Porous Graphitic Carbon Nitride Nanosheets Coated With Polyfluorene for Removal of Malachite Green and Methylene Blue Dyes and Cu (Ii) Ions
(Elsevier Science Sa, 2022) Sogut, Eda Gokirmak; Emre, Deniz; Bilici, Ali; Kilic, Necla Caliskan; Yilmaz, Selehattin
Dyes and heavy metal ions are of great interest for environmental studies as they are common pollutants in industrial applications. Therefore, development of innovative adsorbents has received tremendous interest in wastewater treatment studies. In this study, a new hybrid adsorbent (g-C3N4/AFP) was prepared by modifying porous graphitic carbon nitride surface (g-C3N4) with 2-amino fluorene polymer (AFP) and investigated its adsorptive behaviour for removal of representative dyes and heavy metal from aqueous solution. Experimental data obtained from batch tests were analysed using two parameters (Freundlich, Langmuir and Dubi-nin-Radushkevich) and three parameters (Sips) isotherm models.

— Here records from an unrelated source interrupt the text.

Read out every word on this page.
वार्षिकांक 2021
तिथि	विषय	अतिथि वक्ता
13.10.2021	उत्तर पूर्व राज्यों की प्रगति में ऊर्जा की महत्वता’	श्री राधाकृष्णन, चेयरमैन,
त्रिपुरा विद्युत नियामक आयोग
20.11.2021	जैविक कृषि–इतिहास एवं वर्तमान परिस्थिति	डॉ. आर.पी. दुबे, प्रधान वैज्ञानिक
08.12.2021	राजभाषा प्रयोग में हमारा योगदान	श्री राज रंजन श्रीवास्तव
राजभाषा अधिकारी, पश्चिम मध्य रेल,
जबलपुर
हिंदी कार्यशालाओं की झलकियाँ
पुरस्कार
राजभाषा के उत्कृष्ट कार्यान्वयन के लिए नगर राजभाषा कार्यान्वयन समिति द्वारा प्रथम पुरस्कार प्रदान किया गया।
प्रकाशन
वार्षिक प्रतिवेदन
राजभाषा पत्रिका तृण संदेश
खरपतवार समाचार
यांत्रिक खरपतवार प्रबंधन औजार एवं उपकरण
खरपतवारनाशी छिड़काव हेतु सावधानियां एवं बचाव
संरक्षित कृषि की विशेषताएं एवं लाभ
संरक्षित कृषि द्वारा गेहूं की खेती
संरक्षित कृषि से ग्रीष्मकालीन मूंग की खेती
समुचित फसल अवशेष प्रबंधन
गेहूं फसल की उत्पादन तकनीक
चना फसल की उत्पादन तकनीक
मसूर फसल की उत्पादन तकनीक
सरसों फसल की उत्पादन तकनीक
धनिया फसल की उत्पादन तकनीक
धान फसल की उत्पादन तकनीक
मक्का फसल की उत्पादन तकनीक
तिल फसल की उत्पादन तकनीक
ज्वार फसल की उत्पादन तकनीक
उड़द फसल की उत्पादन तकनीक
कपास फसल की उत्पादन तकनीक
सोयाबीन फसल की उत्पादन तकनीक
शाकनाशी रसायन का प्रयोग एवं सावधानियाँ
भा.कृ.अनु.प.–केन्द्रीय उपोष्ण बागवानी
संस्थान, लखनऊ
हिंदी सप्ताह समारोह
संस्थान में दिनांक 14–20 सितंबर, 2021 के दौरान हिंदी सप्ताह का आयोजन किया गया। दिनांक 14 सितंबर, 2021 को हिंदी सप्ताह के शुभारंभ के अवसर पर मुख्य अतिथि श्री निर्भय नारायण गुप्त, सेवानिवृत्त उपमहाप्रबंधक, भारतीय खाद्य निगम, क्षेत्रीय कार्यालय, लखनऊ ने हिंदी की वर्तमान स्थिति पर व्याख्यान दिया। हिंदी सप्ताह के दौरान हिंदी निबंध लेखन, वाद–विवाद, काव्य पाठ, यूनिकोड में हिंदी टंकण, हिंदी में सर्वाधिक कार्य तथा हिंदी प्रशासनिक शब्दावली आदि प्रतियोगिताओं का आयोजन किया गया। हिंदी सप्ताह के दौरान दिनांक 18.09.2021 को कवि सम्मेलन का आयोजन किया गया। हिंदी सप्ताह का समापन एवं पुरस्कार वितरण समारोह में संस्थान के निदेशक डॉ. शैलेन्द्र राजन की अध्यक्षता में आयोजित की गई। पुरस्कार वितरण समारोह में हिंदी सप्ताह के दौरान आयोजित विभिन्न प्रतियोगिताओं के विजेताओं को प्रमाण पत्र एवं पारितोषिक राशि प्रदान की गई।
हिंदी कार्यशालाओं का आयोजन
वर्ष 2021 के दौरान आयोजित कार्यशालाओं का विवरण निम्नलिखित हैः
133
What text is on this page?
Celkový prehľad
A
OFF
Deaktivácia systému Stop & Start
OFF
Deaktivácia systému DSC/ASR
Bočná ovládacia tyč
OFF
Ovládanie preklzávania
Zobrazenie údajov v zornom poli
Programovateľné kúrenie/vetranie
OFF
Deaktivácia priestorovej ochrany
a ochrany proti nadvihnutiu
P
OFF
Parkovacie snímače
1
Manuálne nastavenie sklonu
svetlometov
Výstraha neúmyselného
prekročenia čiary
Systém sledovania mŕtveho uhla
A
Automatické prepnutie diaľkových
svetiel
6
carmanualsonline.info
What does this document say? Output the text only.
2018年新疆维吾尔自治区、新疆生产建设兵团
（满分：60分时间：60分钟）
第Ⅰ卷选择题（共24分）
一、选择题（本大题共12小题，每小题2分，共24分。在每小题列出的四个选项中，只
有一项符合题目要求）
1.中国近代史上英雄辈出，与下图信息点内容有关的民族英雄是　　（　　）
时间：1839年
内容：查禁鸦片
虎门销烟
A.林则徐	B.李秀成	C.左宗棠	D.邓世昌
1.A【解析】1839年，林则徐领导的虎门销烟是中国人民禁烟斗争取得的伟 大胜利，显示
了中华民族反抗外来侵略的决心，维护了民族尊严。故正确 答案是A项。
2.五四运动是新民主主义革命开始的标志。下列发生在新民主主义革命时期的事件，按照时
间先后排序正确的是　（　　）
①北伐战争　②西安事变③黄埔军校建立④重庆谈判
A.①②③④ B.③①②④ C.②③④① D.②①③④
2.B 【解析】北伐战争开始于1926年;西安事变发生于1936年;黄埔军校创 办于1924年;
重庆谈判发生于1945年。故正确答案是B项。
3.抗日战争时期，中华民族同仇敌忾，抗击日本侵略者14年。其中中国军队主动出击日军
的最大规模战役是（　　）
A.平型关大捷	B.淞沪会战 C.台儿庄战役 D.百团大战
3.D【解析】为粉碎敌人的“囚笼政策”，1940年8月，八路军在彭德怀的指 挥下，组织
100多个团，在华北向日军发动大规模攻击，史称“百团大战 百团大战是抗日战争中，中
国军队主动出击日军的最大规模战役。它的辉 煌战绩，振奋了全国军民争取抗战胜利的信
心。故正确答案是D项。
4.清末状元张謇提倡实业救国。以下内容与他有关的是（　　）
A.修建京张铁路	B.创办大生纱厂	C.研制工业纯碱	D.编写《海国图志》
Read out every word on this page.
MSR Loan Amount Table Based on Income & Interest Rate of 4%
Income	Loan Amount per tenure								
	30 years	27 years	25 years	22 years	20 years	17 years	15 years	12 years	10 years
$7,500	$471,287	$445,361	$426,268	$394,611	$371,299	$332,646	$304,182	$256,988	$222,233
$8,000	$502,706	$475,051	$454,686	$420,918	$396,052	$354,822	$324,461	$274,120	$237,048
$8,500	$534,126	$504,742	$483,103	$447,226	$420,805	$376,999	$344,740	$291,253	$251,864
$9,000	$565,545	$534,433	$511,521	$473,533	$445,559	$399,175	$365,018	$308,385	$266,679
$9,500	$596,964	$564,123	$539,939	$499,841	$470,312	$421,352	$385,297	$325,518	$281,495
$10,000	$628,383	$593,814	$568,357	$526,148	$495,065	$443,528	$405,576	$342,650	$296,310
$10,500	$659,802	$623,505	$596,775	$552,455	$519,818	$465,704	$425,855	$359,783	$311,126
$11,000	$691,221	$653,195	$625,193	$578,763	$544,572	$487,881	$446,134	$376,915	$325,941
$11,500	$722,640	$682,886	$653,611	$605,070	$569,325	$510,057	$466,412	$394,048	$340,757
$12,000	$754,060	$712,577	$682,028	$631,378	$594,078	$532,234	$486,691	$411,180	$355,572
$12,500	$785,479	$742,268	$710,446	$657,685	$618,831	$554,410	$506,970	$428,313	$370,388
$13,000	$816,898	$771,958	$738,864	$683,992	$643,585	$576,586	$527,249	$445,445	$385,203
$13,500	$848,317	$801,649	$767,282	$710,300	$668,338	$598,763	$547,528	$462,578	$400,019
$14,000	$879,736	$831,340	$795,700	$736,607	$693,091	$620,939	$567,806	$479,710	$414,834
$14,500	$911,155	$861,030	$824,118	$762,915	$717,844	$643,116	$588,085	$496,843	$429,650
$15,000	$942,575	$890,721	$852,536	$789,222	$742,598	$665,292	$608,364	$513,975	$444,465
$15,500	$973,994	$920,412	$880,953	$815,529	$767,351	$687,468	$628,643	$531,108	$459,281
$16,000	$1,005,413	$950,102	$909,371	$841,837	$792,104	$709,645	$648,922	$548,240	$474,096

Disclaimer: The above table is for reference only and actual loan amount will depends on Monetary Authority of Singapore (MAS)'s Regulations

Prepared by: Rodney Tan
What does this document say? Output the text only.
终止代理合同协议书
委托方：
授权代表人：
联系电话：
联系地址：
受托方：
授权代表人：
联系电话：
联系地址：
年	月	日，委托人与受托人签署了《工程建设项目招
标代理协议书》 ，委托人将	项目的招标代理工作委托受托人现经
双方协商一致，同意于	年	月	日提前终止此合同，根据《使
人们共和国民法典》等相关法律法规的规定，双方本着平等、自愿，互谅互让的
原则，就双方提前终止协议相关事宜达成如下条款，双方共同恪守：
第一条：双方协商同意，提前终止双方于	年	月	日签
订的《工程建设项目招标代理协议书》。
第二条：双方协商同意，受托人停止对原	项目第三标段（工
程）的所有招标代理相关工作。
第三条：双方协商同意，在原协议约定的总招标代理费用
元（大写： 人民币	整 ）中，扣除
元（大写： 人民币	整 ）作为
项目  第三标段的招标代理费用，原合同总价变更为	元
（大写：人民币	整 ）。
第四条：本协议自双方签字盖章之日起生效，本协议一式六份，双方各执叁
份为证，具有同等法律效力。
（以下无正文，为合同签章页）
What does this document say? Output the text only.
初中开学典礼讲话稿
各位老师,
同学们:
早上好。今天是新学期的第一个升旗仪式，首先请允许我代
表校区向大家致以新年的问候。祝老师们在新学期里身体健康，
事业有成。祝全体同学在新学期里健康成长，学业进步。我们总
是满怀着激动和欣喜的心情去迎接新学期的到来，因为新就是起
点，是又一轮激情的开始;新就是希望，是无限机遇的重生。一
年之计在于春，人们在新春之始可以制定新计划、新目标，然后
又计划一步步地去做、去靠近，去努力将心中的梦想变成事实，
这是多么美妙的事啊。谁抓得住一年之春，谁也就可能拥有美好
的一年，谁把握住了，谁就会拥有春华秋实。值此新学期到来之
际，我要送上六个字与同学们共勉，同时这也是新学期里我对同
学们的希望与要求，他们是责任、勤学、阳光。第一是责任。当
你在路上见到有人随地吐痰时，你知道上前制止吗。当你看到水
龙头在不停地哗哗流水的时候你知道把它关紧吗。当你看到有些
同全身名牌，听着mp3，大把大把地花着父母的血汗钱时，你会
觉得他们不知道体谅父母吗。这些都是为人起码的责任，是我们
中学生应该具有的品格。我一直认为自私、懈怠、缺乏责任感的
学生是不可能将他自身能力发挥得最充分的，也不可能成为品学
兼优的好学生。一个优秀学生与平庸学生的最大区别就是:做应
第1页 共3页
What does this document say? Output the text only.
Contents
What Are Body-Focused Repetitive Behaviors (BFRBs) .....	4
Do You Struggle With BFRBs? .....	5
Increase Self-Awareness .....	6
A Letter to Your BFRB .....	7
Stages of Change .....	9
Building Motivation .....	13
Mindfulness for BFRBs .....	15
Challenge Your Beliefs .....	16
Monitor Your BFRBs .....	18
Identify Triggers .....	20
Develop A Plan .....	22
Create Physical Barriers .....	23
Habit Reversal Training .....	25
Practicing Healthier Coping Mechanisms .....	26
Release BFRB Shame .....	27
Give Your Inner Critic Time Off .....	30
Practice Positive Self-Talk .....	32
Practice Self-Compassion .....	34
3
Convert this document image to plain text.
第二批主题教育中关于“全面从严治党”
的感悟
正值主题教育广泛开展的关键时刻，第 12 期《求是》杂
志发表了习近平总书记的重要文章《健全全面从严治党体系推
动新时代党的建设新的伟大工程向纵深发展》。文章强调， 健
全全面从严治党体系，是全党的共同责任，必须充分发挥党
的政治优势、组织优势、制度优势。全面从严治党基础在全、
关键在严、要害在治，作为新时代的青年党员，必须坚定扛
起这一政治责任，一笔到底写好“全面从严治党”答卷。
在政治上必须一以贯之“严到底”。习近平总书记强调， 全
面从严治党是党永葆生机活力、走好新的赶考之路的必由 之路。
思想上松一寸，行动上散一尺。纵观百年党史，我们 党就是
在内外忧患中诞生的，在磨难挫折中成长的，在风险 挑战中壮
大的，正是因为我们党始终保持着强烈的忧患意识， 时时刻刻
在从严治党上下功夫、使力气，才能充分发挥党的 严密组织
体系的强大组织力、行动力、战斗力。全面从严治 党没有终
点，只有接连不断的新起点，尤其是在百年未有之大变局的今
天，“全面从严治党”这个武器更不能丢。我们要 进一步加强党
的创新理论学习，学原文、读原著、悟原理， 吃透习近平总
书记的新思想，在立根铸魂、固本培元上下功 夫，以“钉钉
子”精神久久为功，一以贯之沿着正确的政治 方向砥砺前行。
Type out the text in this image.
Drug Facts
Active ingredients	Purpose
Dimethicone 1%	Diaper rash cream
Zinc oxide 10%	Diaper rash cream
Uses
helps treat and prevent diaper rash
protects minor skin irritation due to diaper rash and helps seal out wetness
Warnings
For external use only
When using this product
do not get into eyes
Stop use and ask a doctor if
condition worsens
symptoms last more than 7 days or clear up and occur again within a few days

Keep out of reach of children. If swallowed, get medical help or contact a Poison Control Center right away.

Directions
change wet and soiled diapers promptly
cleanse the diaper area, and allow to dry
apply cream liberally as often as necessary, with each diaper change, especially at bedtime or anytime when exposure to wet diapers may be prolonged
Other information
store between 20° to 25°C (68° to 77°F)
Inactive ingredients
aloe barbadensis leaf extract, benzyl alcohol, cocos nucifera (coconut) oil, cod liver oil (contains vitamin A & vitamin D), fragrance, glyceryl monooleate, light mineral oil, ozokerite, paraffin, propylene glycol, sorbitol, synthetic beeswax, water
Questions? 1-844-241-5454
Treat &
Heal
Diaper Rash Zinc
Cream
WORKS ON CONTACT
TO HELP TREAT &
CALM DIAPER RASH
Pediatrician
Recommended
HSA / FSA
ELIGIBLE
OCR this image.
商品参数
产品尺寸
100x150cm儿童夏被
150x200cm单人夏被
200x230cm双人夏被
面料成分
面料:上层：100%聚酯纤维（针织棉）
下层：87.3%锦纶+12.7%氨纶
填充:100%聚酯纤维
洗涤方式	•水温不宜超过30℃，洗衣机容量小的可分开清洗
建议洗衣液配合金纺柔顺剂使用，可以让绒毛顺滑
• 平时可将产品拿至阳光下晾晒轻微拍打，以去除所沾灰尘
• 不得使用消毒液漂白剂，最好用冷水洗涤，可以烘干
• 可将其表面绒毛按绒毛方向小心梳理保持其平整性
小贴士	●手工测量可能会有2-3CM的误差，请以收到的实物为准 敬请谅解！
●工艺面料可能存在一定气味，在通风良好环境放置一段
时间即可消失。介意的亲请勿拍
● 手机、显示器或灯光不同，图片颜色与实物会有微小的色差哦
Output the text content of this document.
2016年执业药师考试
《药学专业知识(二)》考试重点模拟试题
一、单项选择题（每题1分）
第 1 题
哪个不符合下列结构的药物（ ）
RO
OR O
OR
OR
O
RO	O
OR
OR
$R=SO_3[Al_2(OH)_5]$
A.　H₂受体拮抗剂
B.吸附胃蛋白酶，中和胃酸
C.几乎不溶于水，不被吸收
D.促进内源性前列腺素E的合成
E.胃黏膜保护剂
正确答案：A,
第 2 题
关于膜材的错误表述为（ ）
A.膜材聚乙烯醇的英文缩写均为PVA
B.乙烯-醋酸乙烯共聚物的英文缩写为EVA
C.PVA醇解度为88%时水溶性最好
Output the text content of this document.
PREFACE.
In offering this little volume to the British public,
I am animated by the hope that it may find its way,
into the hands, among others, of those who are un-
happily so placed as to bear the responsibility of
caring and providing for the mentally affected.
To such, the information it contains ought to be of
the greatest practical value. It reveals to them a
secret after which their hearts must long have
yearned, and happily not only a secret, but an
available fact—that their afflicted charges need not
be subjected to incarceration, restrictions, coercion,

Langmuir isotherms were the best model to describe the experimental results of Methylene blue (MB) and Malachite green (MG) dye adsorptions, while Freundlich isotherms were the best for Cu (II) ions. Sips isotherm model was found to have the highest regression coefficient (>= 0.99) among the two-parameters isotherms studied. The maximum adsorption capacities of g-C3N4 and g-C3N4/AFP were found to be 226.88 and 327.83 for MG, 85.73 and 221.85 for MB and 184.51 and 452.19 mg g(-1) for Cu (II), respectively. This increase in adsorption capacity can be explained by the improved textural properties of the new hybrid adsorbent and the presence of multiple functional groups in its structure. A possible adsorption mechanism was suggested using FTIR and pH(pzc) data.